To mitigate the potential impact on affected individuals, the Government of Canada is taking a proactive approach. Services such as credit monitoring and reissuing valid passports will be provided to current and former members of the public service, RCMP, and the Canadian Armed Forces who have relocated with BGRS or SIRVA Canada within the past 24 years. More information about these services and how to access them will be provided soon.
In light of the breach, individuals who may be affected are strongly advised to take precautionary measures such as updating their login credentials, enabling multi-factor authentication, and monitoring their online financial and personal accounts for any unusual activity. If unauthorized access is suspected, promptly contacting financial institutions, local law enforcement, and the Canadian Anti-Fraud Centre (CAFC) is recommended.
Frequently Asked Questions (FAQ)
1. What contractors were hacked in the Canadian government data breach?
The contractors that were hacked in the Canadian government data breach are Brookfield Global Relocation Services (BGRS) and SIRVA Worldwide Relocation & Moving Services.
2. What information was exposed in the data breach?
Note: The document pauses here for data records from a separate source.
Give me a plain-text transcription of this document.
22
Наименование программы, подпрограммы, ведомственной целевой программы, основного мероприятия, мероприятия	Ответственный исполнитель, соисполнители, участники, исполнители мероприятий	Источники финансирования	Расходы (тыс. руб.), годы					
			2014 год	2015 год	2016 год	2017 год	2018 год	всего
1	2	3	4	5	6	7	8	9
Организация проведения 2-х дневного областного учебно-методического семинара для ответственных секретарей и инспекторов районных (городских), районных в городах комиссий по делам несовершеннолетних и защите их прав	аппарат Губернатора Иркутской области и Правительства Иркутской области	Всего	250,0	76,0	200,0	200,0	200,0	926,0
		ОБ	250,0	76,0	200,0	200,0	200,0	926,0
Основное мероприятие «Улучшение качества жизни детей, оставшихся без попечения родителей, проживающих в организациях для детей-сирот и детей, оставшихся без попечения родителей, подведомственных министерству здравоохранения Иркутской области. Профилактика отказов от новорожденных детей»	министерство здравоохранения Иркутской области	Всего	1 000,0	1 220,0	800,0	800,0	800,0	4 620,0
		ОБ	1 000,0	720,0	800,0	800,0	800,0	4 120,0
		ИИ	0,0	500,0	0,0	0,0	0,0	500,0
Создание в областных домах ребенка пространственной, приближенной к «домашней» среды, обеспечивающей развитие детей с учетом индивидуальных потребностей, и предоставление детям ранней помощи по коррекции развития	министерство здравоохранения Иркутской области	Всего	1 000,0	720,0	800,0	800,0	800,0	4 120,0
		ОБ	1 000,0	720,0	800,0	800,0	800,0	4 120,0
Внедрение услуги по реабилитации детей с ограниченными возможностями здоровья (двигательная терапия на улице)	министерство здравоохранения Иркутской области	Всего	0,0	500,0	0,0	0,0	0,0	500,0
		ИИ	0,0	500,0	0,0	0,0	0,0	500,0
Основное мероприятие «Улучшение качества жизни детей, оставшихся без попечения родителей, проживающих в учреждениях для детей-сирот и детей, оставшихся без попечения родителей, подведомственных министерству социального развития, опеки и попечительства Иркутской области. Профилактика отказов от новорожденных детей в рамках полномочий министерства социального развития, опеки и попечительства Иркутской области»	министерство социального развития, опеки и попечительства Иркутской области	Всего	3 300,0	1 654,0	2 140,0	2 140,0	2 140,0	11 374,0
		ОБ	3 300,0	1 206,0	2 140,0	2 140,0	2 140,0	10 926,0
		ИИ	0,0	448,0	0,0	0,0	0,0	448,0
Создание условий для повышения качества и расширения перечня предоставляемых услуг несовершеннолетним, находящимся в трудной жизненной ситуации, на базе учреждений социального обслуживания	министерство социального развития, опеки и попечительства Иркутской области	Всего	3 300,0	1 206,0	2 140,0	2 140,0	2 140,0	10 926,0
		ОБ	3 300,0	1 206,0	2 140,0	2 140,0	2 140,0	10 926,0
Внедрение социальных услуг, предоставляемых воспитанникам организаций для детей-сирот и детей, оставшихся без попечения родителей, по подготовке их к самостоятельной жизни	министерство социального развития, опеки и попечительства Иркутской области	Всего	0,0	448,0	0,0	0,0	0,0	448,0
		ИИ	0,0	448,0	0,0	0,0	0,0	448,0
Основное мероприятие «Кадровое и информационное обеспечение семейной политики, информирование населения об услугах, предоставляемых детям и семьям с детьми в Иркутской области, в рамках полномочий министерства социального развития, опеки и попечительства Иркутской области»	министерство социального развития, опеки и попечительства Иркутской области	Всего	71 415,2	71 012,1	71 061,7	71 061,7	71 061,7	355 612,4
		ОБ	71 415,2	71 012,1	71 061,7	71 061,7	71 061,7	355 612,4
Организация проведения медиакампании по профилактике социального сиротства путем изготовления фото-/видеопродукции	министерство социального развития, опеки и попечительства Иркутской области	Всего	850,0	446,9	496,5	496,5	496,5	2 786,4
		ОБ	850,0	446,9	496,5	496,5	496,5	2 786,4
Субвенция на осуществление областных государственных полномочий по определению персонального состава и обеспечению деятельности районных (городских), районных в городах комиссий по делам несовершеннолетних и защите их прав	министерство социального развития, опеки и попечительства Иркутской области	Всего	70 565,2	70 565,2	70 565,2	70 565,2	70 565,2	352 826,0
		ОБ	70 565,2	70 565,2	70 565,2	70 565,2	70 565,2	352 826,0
The compromised systems of BGRS and SIRVA contained government-related information, dating back to 1999, belonging to various individuals, including members of the Royal Canadian Mounted Police (RCMP), Canadian Armed Forces personnel, and Government of Canada employees.
3. Who claimed responsibility for the breach?
The LockBit ransomware gang has claimed responsibility for breaching SIRVA’s systems and leaking stolen documents.
4. What actions is the Canadian government taking in response to the breach?
The Canadian government is taking a proactive approach to support potentially affected individuals by offering services such as credit monitoring and reissuing valid passports. Further details regarding these services and how to access them will be provided in the near future.
5. What should individuals do if they suspect unauthorized access to their accounts?
If individuals suspect unauthorized access to their accounts, they should update their login credentials, enable multi-factor authentication, monitor their online financial and personal accounts for unusual activity, contact their financial institution, local law enforcement, and report the incident to the Canadian Anti-Fraud Centre (CAFC) immediately.